For those using this:
This assumes 291Wh/mi for the calculations, which means a
displayed value in the car for your lifetime trip meter of about
210-220Wh/mi (depends on assumptions; this assumes the 1.3-1.4 scaling factor, which is very reasonable in most less severe climates, with modest feature use). Very "best" case is ~240Wh/mi displayed in the car for a warm climate with no feature use. In a much colder climate (with preheating, feature use, etc.), you'd need to be getting about 195Wh/mi in the car, to have these calculations be correct.
So: depends on the situation, but generally this calculator will be
very optimistic for an EV which is being used to commute on freeways, or being used in the winter.

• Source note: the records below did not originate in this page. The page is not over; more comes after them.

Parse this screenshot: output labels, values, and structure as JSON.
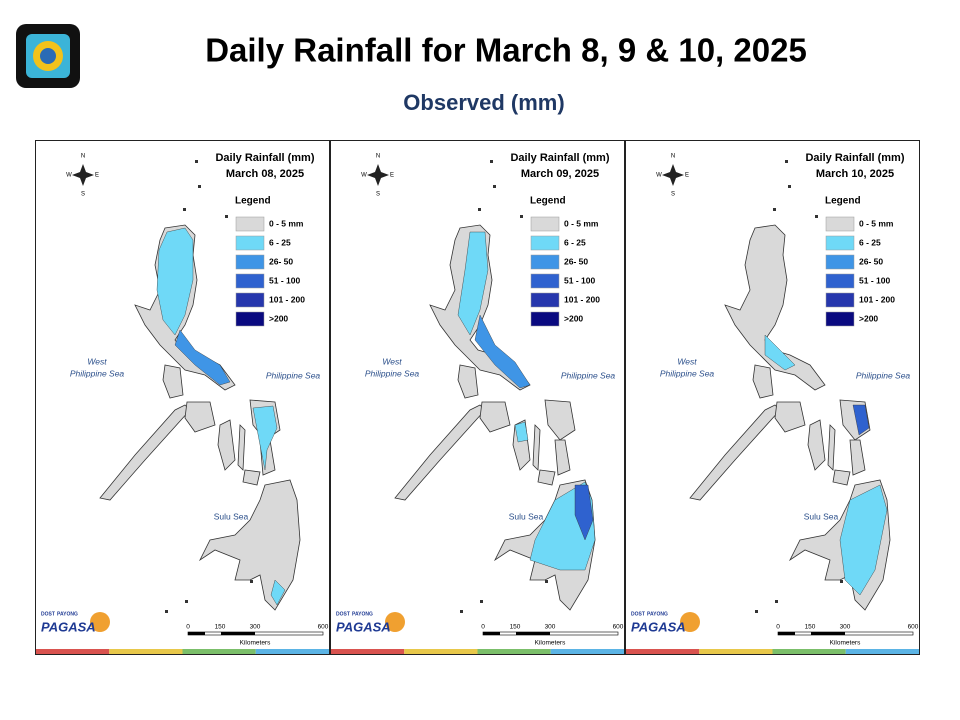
{
  "header": {
    "title": "Daily Rainfall for March 8, 9 & 10, 2025",
    "subtitle": "Observed (mm)"
  },
  "panels": [
    {
      "heading": "Daily Rainfall (mm)",
      "date": "March 08, 2025"
    },
    {
      "heading": "Daily Rainfall (mm)",
      "date": "March 09, 2025"
    },
    {
      "heading": "Daily Rainfall (mm)",
      "date": "March 10, 2025"
    }
  ],
  "legend": {
    "title": "Legend",
    "items": [
      {
        "label": "0 - 5 mm",
        "color": "#d9d9d9"
      },
      {
        "label": "6 - 25",
        "color": "#6fd9f7"
      },
      {
        "label": "26- 50",
        "color": "#3f95e6"
      },
      {
        "label": "51 - 100",
        "color": "#2f62cf"
      },
      {
        "label": "101 - 200",
        "color": "#2637ad"
      },
      {
        "label": ">200",
        "color": "#0a0a80"
      }
    ]
  },
  "seas": {
    "west": [
      "West",
      "Philippine Sea"
    ],
    "east": "Philippine Sea",
    "sulu": "Sulu Sea"
  },
  "scale": {
    "ticks": [
      "0",
      "150",
      "300",
      "600"
    ],
    "unit": "Kilometers"
  },
  "compass": [
    "N",
    "E",
    "S",
    "W"
  ],
  "logo": {
    "agency": "DOST",
    "brand": "PAYONG",
    "name": "PAGASA"
  }
}
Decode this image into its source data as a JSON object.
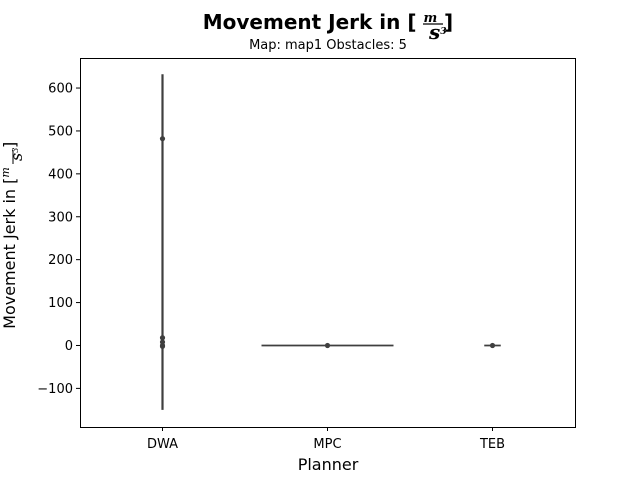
{
  "chart_data": {
    "type": "violin",
    "title_prefix": "Movement Jerk in [",
    "title_suffix": "]",
    "unit_numerator": "m",
    "unit_denominator": "s",
    "unit_exponent": "3",
    "subtitle": "Map: map1 Obstacles: 5",
    "xlabel": "Planner",
    "ylabel_prefix": "Movement Jerk in [",
    "ylabel_suffix": "]",
    "ylim": [
      -190,
      670
    ],
    "yticks": [
      -100,
      0,
      100,
      200,
      300,
      400,
      500,
      600
    ],
    "yticklabels": [
      "−100",
      "0",
      "100",
      "200",
      "300",
      "400",
      "500",
      "600"
    ],
    "categories": [
      "DWA",
      "MPC",
      "TEB"
    ],
    "groups": [
      {
        "name": "DWA",
        "min": -150,
        "max": 632,
        "spread": 0.02,
        "points": [
          482,
          18,
          8,
          0,
          -2
        ]
      },
      {
        "name": "MPC",
        "min": 0,
        "max": 0,
        "spread": 0.8,
        "points": [
          0
        ]
      },
      {
        "name": "TEB",
        "min": -2,
        "max": 2,
        "spread": 0.1,
        "points": [
          0
        ]
      }
    ],
    "color": "#3f3f3f"
  }
}
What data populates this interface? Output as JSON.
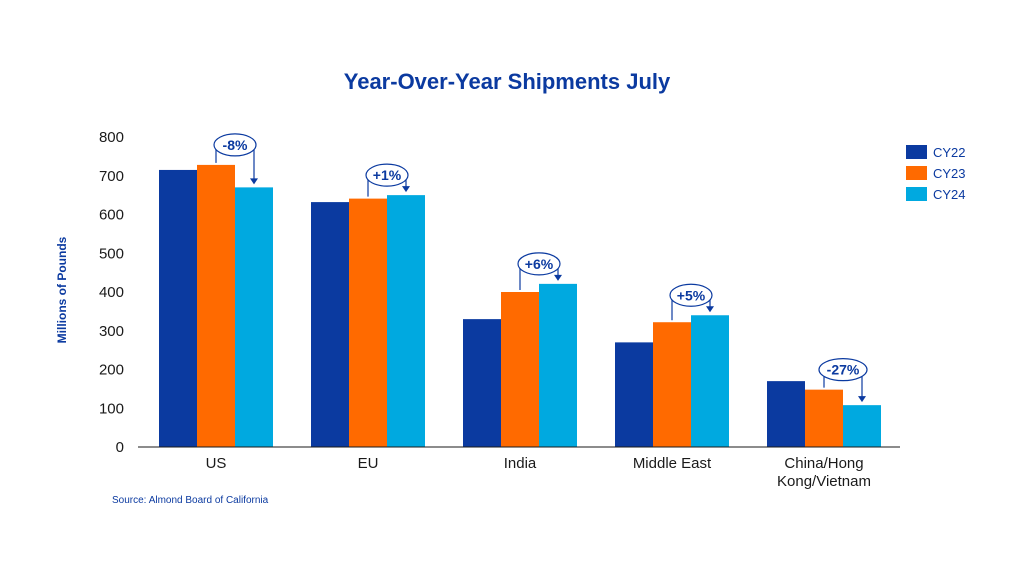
{
  "chart_data": {
    "type": "bar",
    "title": "Year-Over-Year Shipments July",
    "ylabel": "Millions of Pounds",
    "xlabel": "",
    "ylim": [
      0,
      800
    ],
    "yticks": [
      0,
      100,
      200,
      300,
      400,
      500,
      600,
      700,
      800
    ],
    "categories": [
      "US",
      "EU",
      "India",
      "Middle East",
      "China/Hong Kong/Vietnam"
    ],
    "category_lines": [
      [
        "US"
      ],
      [
        "EU"
      ],
      [
        "India"
      ],
      [
        "Middle East"
      ],
      [
        "China/Hong",
        "Kong/Vietnam"
      ]
    ],
    "series": [
      {
        "name": "CY22",
        "color": "#0b3aa0",
        "values": [
          715,
          632,
          330,
          270,
          170
        ]
      },
      {
        "name": "CY23",
        "color": "#ff6a00",
        "values": [
          728,
          641,
          400,
          322,
          148
        ]
      },
      {
        "name": "CY24",
        "color": "#00a9e0",
        "values": [
          670,
          650,
          421,
          340,
          108
        ]
      }
    ],
    "annotations": [
      "-8%",
      "+1%",
      "+6%",
      "+5%",
      "-27%"
    ],
    "legend_position": "top-right",
    "grid": false,
    "source": "Source: Almond Board of California"
  }
}
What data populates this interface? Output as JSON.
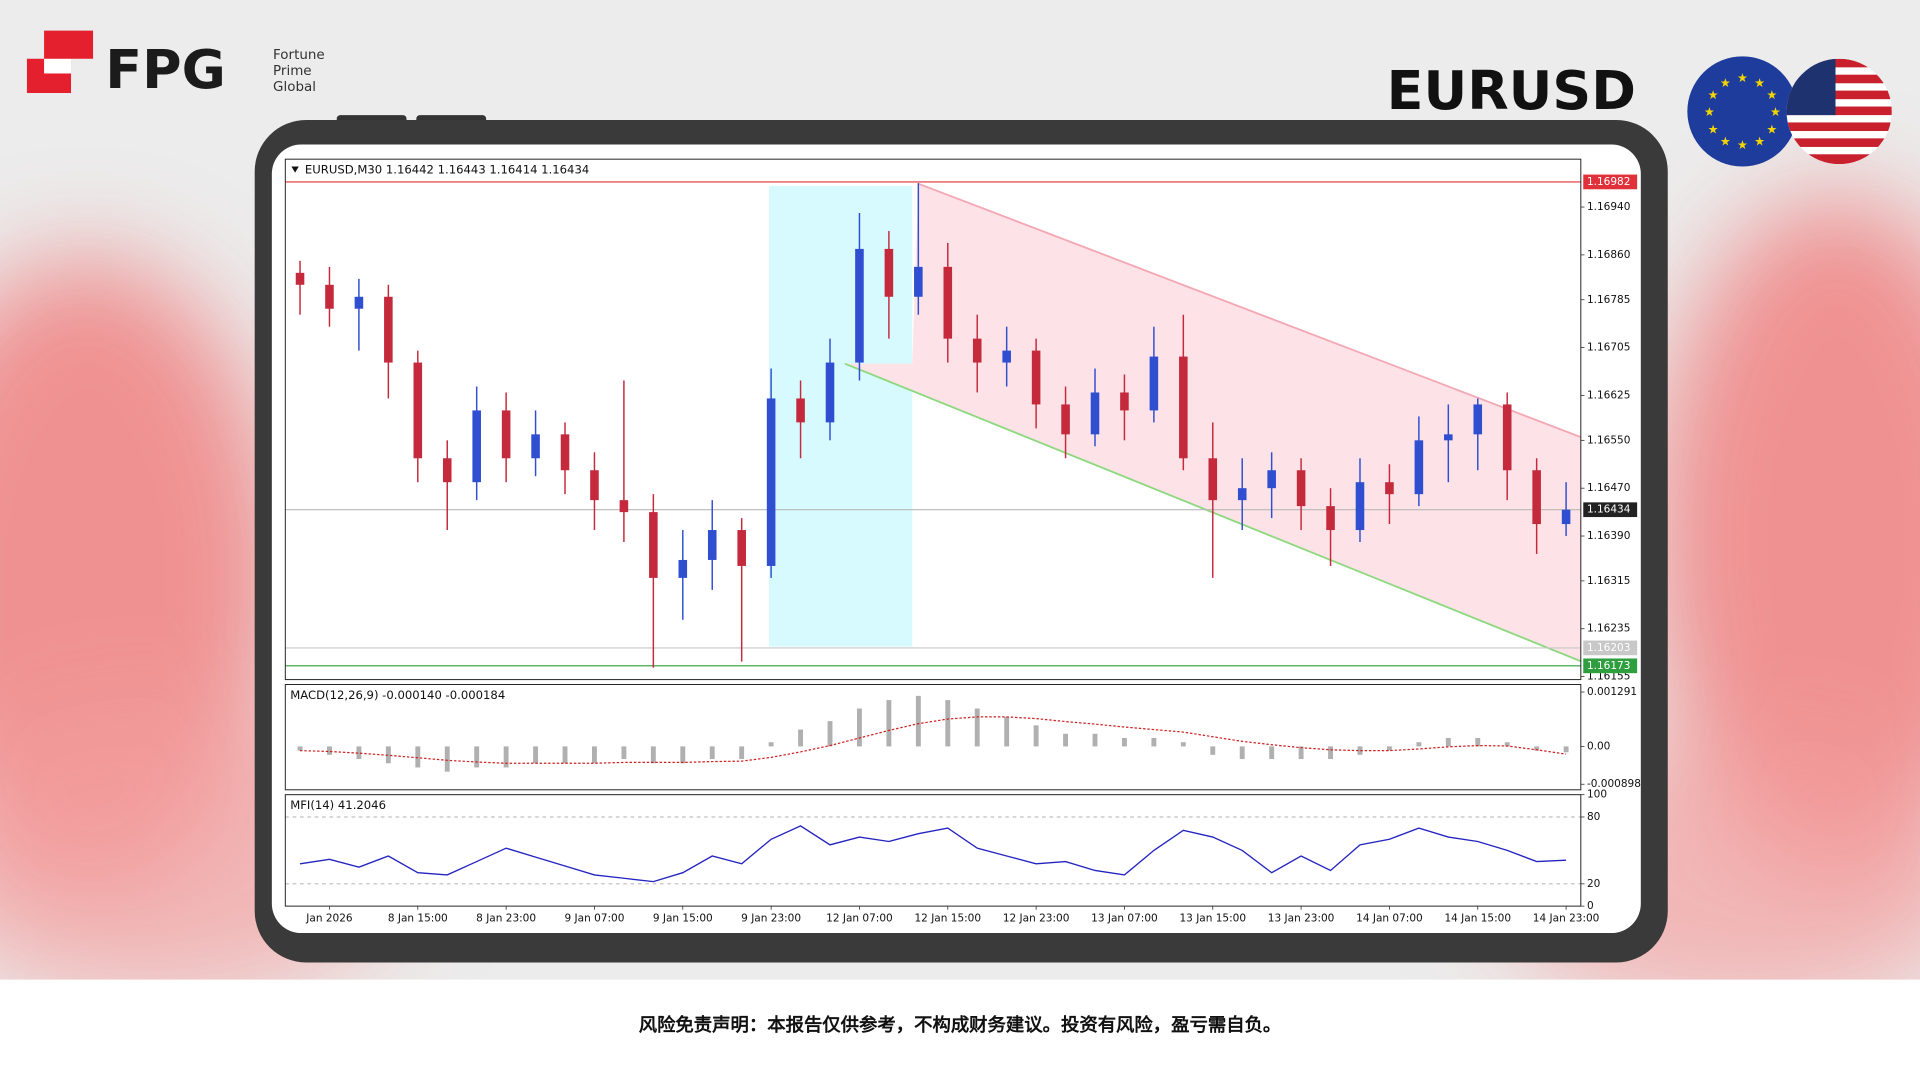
{
  "header": {
    "logo": "FPG",
    "logo_sub": [
      "Fortune",
      "Prime",
      "Global"
    ],
    "symbol": "EURUSD"
  },
  "chart_data": [
    {
      "type": "candlestick",
      "title": "EURUSD,M30 1.16442 1.16443 1.16414 1.16434",
      "categories": [
        null,
        "Jan 2026",
        null,
        null,
        "8 Jan 15:00",
        null,
        null,
        "8 Jan 23:00",
        null,
        null,
        "9 Jan 07:00",
        null,
        null,
        "9 Jan 15:00",
        null,
        null,
        "9 Jan 23:00",
        null,
        null,
        "12 Jan 07:00",
        null,
        null,
        "12 Jan 15:00",
        null,
        null,
        "12 Jan 23:00",
        null,
        null,
        "13 Jan 07:00",
        null,
        null,
        "13 Jan 15:00",
        null,
        null,
        "13 Jan 23:00",
        null,
        null,
        "14 Jan 07:00",
        null,
        null,
        "14 Jan 15:00",
        null,
        null,
        "14 Jan 23:00"
      ],
      "open": [
        1.1683,
        1.1681,
        1.1677,
        1.1679,
        1.1668,
        1.1652,
        1.1648,
        1.166,
        1.1652,
        1.1656,
        1.165,
        1.1645,
        1.1643,
        1.1632,
        1.1635,
        1.164,
        1.1634,
        1.1662,
        1.1658,
        1.1668,
        1.1687,
        1.1679,
        1.1684,
        1.1672,
        1.1668,
        1.167,
        1.1661,
        1.1656,
        1.1663,
        1.166,
        1.1669,
        1.1652,
        1.1645,
        1.1647,
        1.165,
        1.1644,
        1.164,
        1.1648,
        1.1646,
        1.1655,
        1.1656,
        1.1661,
        1.165,
        1.1641
      ],
      "high": [
        1.1685,
        1.1684,
        1.1682,
        1.1681,
        1.167,
        1.1655,
        1.1664,
        1.1663,
        1.166,
        1.1658,
        1.1653,
        1.1665,
        1.1646,
        1.164,
        1.1645,
        1.1642,
        1.1667,
        1.1665,
        1.1672,
        1.1693,
        1.169,
        1.1698,
        1.1688,
        1.1676,
        1.1674,
        1.1672,
        1.1664,
        1.1667,
        1.1666,
        1.1674,
        1.1676,
        1.1658,
        1.1652,
        1.1653,
        1.1652,
        1.1647,
        1.1652,
        1.1651,
        1.1659,
        1.1661,
        1.1662,
        1.1663,
        1.1652,
        1.1648
      ],
      "low": [
        1.1676,
        1.1674,
        1.167,
        1.1662,
        1.1648,
        1.164,
        1.1645,
        1.1648,
        1.1649,
        1.1646,
        1.164,
        1.1638,
        1.1617,
        1.1625,
        1.163,
        1.1618,
        1.1632,
        1.1652,
        1.1655,
        1.1665,
        1.1672,
        1.1676,
        1.1668,
        1.1663,
        1.1664,
        1.1657,
        1.1652,
        1.1654,
        1.1655,
        1.1658,
        1.165,
        1.1632,
        1.164,
        1.1642,
        1.164,
        1.1634,
        1.1638,
        1.1641,
        1.1644,
        1.1648,
        1.165,
        1.1645,
        1.1636,
        1.1639
      ],
      "close": [
        1.1681,
        1.1677,
        1.1679,
        1.1668,
        1.1652,
        1.1648,
        1.166,
        1.1652,
        1.1656,
        1.165,
        1.1645,
        1.1643,
        1.1632,
        1.1635,
        1.164,
        1.1634,
        1.1662,
        1.1658,
        1.1668,
        1.1687,
        1.1679,
        1.1684,
        1.1672,
        1.1668,
        1.167,
        1.1661,
        1.1656,
        1.1663,
        1.166,
        1.1669,
        1.1652,
        1.1645,
        1.1647,
        1.165,
        1.1644,
        1.164,
        1.1648,
        1.1646,
        1.1655,
        1.1656,
        1.1661,
        1.165,
        1.1641,
        1.16434
      ],
      "up_color": "#2f4fd0",
      "down_color": "#c42a3c",
      "ylim": [
        1.1615,
        1.1702
      ],
      "yticks": [
        {
          "value": 1.1694,
          "label": "1.16940"
        },
        {
          "value": 1.1686,
          "label": "1.16860"
        },
        {
          "value": 1.16785,
          "label": "1.16785"
        },
        {
          "value": 1.16705,
          "label": "1.16705"
        },
        {
          "value": 1.16625,
          "label": "1.16625"
        },
        {
          "value": 1.1655,
          "label": "1.16550"
        },
        {
          "value": 1.1647,
          "label": "1.16470"
        },
        {
          "value": 1.1639,
          "label": "1.16390"
        },
        {
          "value": 1.16315,
          "label": "1.16315"
        },
        {
          "value": 1.16235,
          "label": "1.16235"
        },
        {
          "value": 1.16155,
          "label": "1.16155"
        }
      ],
      "levels": [
        1.16982,
        1.16434,
        1.16203,
        1.16173
      ],
      "level_colors": [
        "#e0303a",
        "#222222",
        "#c8c8c8",
        "#2e9e3e"
      ],
      "grid": false
    },
    {
      "type": "macd",
      "title": "MACD(12,26,9) -0.000140 -0.000184",
      "values": [
        -0.0001,
        -0.0002,
        -0.0003,
        -0.0004,
        -0.0005,
        -0.0006,
        -0.0005,
        -0.0005,
        -0.0004,
        -0.0004,
        -0.0004,
        -0.0003,
        -0.0004,
        -0.0004,
        -0.0003,
        -0.0003,
        0.0001,
        0.0004,
        0.0006,
        0.0009,
        0.0011,
        0.0012,
        0.0011,
        0.0009,
        0.0007,
        0.0005,
        0.0003,
        0.0003,
        0.0002,
        0.0002,
        0.0001,
        -0.0002,
        -0.0003,
        -0.0003,
        -0.0003,
        -0.0003,
        -0.0002,
        -0.0001,
        0.0001,
        0.0002,
        0.0002,
        0.0001,
        -0.0001,
        -0.00014
      ],
      "signal": [
        -0.0001,
        -0.00012,
        -0.00016,
        -0.00021,
        -0.00027,
        -0.00033,
        -0.00037,
        -0.0004,
        -0.0004,
        -0.0004,
        -0.0004,
        -0.00038,
        -0.00038,
        -0.00038,
        -0.00036,
        -0.00035,
        -0.00026,
        -0.00013,
        2e-05,
        0.0002,
        0.00038,
        0.00054,
        0.00065,
        0.0007,
        0.0007,
        0.00066,
        0.00059,
        0.00053,
        0.00046,
        0.0004,
        0.00034,
        0.00023,
        0.00012,
        4e-05,
        -3e-05,
        -8e-05,
        -0.0001,
        -0.0001,
        -6e-05,
        -1e-05,
        2e-05,
        1e-05,
        -8e-05,
        -0.000184
      ],
      "color": "#b0b0b0",
      "signal_color": "#d02020",
      "ylim": [
        -0.00103,
        0.00147
      ],
      "yticks": [
        0.001291,
        {
          "value": 0,
          "label": "0.00"
        },
        -0.000898
      ],
      "grid": false
    },
    {
      "type": "line",
      "title": "MFI(14) 41.2046",
      "values": [
        38,
        42,
        35,
        45,
        30,
        28,
        40,
        52,
        44,
        36,
        28,
        25,
        22,
        30,
        45,
        38,
        60,
        72,
        55,
        62,
        58,
        65,
        70,
        52,
        45,
        38,
        40,
        32,
        28,
        50,
        68,
        62,
        50,
        30,
        45,
        32,
        55,
        60,
        70,
        62,
        58,
        50,
        40,
        41.2046
      ],
      "color": "#2424c0",
      "ylim": [
        0,
        100
      ],
      "yticks": [
        100,
        80,
        20,
        0
      ],
      "grid": true
    }
  ],
  "footer": {
    "disclaimer": "风险免责声明：本报告仅供参考，不构成财务建议。投资有风险，盈亏需自负。"
  }
}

In those conditions (freeway runs in winter at 70+mph, with Sentry mode used), it's very reasonable to expect 450Wh/mi from the wall. (So add 55% to this calculator's cost result for the EV for that scenario.)
Worth restating again: all of these calculations are impossible to generalize, since it depends very much on how many miles the car is driven per month (drives down fixed overhead cost), which features are being used, the length of each drive, and the climate.
The simple formula, using 1.3 multiplier on displayed Wh/mi for mild climates and 1.5 multiplier for harsh climates, gets pretty close to correct, but there are ways to do better, and worse.